Alors que cet attachement aux valeurs chrétiennes soutient la renaissance nationale, il en va tout autrement pour l’islam, présenté « comme un élément étranger, extérieur et souvent violent [6]». Or, il s’agit de la deuxième religion la plus pratiquée dans le pays. Selon le recensement de 2014 [7], 83,4 % des Géorgiens se réclament de l’orthodoxie géorgienne, tandis que 10,7 % d’entre eux revendiquent leur foi musulmane. Pour sa part, l’Église apostolique arménienne compte 2,9 % de fidèles.

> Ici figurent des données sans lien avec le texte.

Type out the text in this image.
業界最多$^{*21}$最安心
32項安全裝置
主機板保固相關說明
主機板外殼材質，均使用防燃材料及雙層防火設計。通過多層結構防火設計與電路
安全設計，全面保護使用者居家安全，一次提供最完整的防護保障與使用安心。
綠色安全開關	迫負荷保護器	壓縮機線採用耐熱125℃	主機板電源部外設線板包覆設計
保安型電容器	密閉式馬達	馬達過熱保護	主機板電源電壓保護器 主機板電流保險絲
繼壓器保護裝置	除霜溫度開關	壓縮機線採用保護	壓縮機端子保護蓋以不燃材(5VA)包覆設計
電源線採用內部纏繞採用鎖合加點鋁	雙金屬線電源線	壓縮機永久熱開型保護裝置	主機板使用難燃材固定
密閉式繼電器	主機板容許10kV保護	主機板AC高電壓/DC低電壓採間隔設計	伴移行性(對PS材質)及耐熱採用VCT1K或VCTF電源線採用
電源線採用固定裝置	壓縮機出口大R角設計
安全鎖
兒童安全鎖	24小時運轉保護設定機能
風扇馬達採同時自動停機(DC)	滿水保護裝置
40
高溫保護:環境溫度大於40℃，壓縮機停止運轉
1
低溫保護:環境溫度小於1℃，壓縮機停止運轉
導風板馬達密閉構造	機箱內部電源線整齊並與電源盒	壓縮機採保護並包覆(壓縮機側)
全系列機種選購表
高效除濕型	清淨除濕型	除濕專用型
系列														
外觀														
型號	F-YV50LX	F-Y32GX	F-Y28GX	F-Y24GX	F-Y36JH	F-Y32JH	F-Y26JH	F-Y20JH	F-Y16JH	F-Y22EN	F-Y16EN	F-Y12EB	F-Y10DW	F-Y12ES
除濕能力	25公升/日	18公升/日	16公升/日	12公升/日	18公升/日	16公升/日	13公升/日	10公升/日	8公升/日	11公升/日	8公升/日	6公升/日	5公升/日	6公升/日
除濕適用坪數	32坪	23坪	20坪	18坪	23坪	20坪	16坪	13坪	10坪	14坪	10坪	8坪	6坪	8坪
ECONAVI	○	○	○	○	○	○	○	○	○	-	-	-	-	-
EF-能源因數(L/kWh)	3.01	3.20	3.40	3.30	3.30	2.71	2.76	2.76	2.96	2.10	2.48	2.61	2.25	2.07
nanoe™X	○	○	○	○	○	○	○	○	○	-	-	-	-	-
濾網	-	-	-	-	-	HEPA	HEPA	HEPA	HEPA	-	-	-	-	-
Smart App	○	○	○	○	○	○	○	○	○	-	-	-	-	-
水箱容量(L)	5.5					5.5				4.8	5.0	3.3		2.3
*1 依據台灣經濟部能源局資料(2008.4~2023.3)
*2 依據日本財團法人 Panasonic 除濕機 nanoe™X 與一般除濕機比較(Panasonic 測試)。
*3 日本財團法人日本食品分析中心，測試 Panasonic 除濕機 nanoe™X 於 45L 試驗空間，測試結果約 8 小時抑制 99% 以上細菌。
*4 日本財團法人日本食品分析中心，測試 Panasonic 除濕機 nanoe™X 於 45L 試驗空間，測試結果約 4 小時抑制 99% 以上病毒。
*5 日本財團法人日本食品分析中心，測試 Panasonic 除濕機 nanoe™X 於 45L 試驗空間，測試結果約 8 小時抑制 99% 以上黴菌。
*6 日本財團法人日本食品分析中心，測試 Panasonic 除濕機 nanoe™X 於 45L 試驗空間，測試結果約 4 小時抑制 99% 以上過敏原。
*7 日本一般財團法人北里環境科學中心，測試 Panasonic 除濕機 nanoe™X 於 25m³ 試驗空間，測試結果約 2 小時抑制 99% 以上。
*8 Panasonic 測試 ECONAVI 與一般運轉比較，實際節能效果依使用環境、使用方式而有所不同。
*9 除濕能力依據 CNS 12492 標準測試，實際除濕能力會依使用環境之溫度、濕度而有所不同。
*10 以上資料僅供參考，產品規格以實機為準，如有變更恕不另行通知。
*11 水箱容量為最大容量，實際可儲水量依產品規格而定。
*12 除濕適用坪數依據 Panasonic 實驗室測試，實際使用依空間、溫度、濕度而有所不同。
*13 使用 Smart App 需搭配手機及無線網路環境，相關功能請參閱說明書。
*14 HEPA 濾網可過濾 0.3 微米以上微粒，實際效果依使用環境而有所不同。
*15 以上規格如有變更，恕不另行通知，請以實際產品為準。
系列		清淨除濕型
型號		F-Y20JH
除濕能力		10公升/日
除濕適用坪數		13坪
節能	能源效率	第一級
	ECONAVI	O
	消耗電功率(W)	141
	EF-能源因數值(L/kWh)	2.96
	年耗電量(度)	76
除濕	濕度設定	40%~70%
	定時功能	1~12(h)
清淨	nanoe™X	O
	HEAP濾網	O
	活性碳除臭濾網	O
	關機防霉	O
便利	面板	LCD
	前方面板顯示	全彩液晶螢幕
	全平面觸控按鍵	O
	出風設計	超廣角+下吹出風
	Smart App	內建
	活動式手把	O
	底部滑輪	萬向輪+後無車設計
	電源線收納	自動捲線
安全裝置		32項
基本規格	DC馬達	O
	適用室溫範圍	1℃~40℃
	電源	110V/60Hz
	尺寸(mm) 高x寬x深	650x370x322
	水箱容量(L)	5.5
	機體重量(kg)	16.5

Les 3 % restants regroupent d’autres minorités religieuses comme les juifs, les catholiques, les grecs-orthodoxes, les yézidis, les baptistes, les témoins de Jéhovah, les pentecôtistes et les membres de l’Association internationale pour la conscience de Krishna.
Pour comprendre cet état de fait, il nous semble pertinent de revenir sur l’histoire de l’islam en Géorgie, ses ancrages territoriaux et les difficultés que rencontre encore aujourd’hui la communauté musulmane.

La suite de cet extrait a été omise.